Credit for the following information about Cisco, taken from early newspapers, is given to the late J. C. Mc-Daniel a former math teacher for over 40 years at Cisco College and also a former resident of Carbon, Texas. He was an avid researcher of railroad material, but along the way recorded in his notes information about other historical happenings of the Cisco and Eastland County area.
On June 8, 1881, the Dallas Daily Herald wrote about the towns that had developed along the T&P Railroad. Another article about Cisco was published in the Dallas Daily Herald, June 29, 1881, followed by their July 26, 1881, article about a Passenger Train wreck. Then came the first killing in Cisco when Sam Glasie killed M. C. Wort (August 17, 1882). The Fort Worth Gazette, January 19, 1882, reported there had been a fire in Cisco that burned two blocks of the town. Another fire burned the Dance Hall in Cisco six days later, reported by the Dallas Daily Herald, January 25, 1882. But something position was also reported in that same paper—the Union Depot in Cisco was opened (it also burned five years later). Cisco eventually had three different depots.
W. T. Caldwell, who ran a general store at nearby Red Gap before there was a Cisco, was postmaster in Cisco in 1882. He had come from Red Oak, Ellis County (Dallas Daily Herald, March14, 1882).
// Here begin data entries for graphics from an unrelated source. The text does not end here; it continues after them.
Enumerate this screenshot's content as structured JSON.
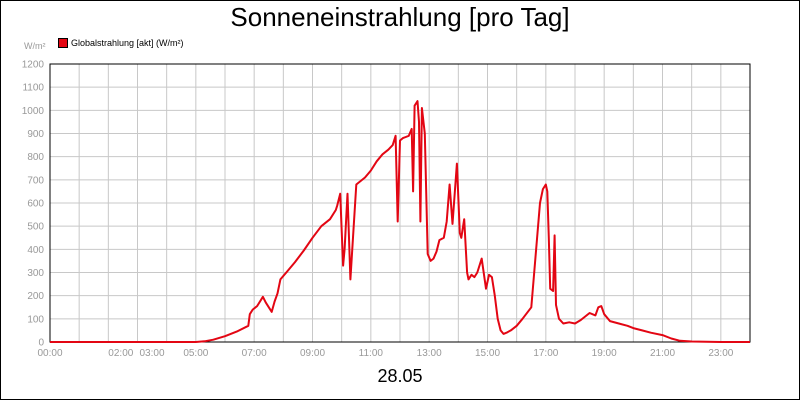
{
  "chart_data": {
    "type": "line",
    "title": "Sonneneinstrahlung [pro Tag]",
    "ylabel": "W/m²",
    "xlabel": "28.05",
    "ylim": [
      0,
      1200
    ],
    "xlim": [
      0,
      24
    ],
    "grid": true,
    "legend_position": "top-left",
    "yticks": [
      "0",
      "100",
      "200",
      "300",
      "400",
      "500",
      "600",
      "700",
      "800",
      "900",
      "1000",
      "1100",
      "1200"
    ],
    "xticks": [
      {
        "hour": 0,
        "label": "00:00"
      },
      {
        "hour": 2,
        "label": "02:00"
      },
      {
        "hour": 3,
        "label": "03:00"
      },
      {
        "hour": 5,
        "label": "05:00"
      },
      {
        "hour": 7,
        "label": "07:00"
      },
      {
        "hour": 9,
        "label": "09:00"
      },
      {
        "hour": 11,
        "label": "11:00"
      },
      {
        "hour": 13,
        "label": "13:00"
      },
      {
        "hour": 15,
        "label": "15:00"
      },
      {
        "hour": 17,
        "label": "17:00"
      },
      {
        "hour": 19,
        "label": "19:00"
      },
      {
        "hour": 21,
        "label": "21:00"
      },
      {
        "hour": 23,
        "label": "23:00"
      }
    ],
    "colors": {
      "series": "#e30613",
      "grid": "#c8c8c8",
      "axis": "#000000"
    },
    "series": [
      {
        "name": "Globalstrahlung [akt] (W/m²)",
        "x": [
          0,
          5.0,
          5.3,
          5.6,
          6.0,
          6.4,
          6.8,
          6.85,
          6.95,
          7.1,
          7.3,
          7.4,
          7.5,
          7.6,
          7.7,
          7.8,
          7.9,
          8.1,
          8.4,
          8.7,
          9.0,
          9.3,
          9.6,
          9.8,
          9.85,
          9.95,
          10.05,
          10.1,
          10.2,
          10.3,
          10.5,
          10.8,
          11.0,
          11.2,
          11.4,
          11.6,
          11.75,
          11.85,
          11.92,
          12.0,
          12.1,
          12.2,
          12.3,
          12.4,
          12.45,
          12.5,
          12.6,
          12.65,
          12.7,
          12.75,
          12.85,
          12.95,
          13.05,
          13.15,
          13.25,
          13.35,
          13.5,
          13.6,
          13.7,
          13.8,
          13.95,
          14.05,
          14.1,
          14.2,
          14.3,
          14.35,
          14.4,
          14.45,
          14.55,
          14.65,
          14.8,
          14.95,
          15.0,
          15.05,
          15.15,
          15.25,
          15.35,
          15.45,
          15.55,
          15.65,
          15.8,
          16.0,
          16.2,
          16.5,
          16.7,
          16.8,
          16.9,
          17.0,
          17.05,
          17.1,
          17.15,
          17.25,
          17.3,
          17.35,
          17.45,
          17.6,
          17.8,
          18.0,
          18.2,
          18.5,
          18.7,
          18.8,
          18.9,
          19.0,
          19.2,
          19.5,
          19.8,
          20.0,
          20.3,
          20.6,
          21.0,
          21.3,
          21.6,
          22.0,
          23.0,
          24.0
        ],
        "y": [
          0,
          0,
          3,
          10,
          25,
          45,
          70,
          120,
          140,
          155,
          195,
          170,
          150,
          130,
          175,
          210,
          270,
          300,
          345,
          395,
          450,
          500,
          530,
          570,
          590,
          640,
          330,
          400,
          640,
          270,
          680,
          710,
          740,
          780,
          810,
          830,
          850,
          890,
          520,
          870,
          880,
          885,
          890,
          920,
          650,
          1020,
          1040,
          950,
          520,
          1010,
          900,
          380,
          350,
          360,
          390,
          440,
          450,
          520,
          680,
          510,
          770,
          470,
          450,
          530,
          300,
          270,
          280,
          290,
          280,
          300,
          360,
          230,
          260,
          290,
          280,
          200,
          100,
          50,
          35,
          40,
          50,
          70,
          100,
          150,
          450,
          600,
          660,
          680,
          650,
          450,
          230,
          220,
          460,
          160,
          100,
          80,
          85,
          80,
          95,
          125,
          115,
          150,
          155,
          120,
          90,
          80,
          70,
          60,
          50,
          40,
          30,
          15,
          5,
          2,
          0,
          0
        ]
      }
    ]
  }
}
Two days later that same newspaper reported that the Greenback Party was meeting in Cisco. It is a little confusing in J. C. Mc-Daniel's notes whether the Convicts that were working the mines near Sandy Creek out of Cisco was reported by the Fort Worth Gazette on March 16, 1882 or was it 1883. But because of the article that followed in the Gazette was dated November 14, 1883, the aforementioned article must have been 1883— that is when another fire took place that burned much of downtown Cisco. Again, something positive happened eight days later; Cisco was shipping 5,000 bales of cotton by train.